A federal court in the Southern District of New York has sentenced 23-year-old Kameron Stokes from Memphis, Tennessee, known as TheMFNPlug, to 30 months in federal prison for reselling access to hacked accounts of DraftKings.
In addition to his prison sentence, Stokes received three years of supervised release and is required to pay $1.32 million in restitution to DraftKings and $126,000 in forfeiture.

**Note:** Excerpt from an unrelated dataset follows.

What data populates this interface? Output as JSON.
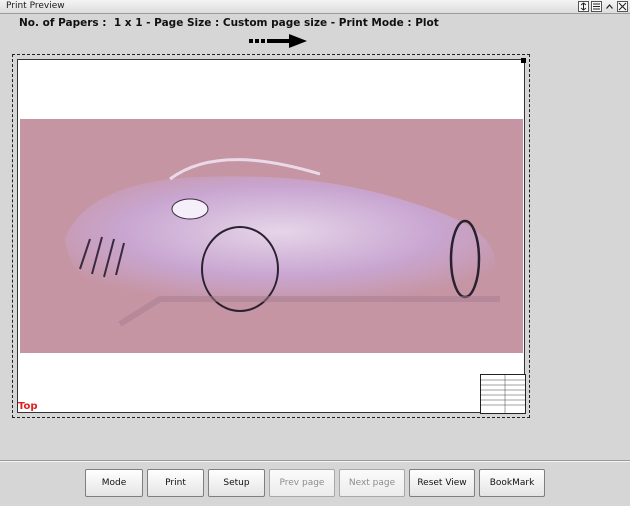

According to prosecutors, in November 2022, hackers Nathan Ostad and Joseph Garrison conducted a massive attack on DraftKings using stolen credentials, compromising approximately 68,000 accounts. About $635,000 was stolen from 1,600 of these accounts. Ostad and Garrison sold some of the access in bulk to Stokes, who then resold them through his website themfnplug.io, while others were sold through their own sites.
In addition to DraftKings, the hackers also targeted FanDuel and the Chick-fil-A restaurant chain, collectively earning over $2.1 million from the sales of access to accounts from all three companies.
After pleading guilty and being released on bail, Stokes launched a new website with the slogan 'fraud is fun,' continuing to trade in stolen accounts to pay for his lawyers, which led to his re-arrest. Stokes admitted that he had been running similar resale websites for stolen accounts for three years.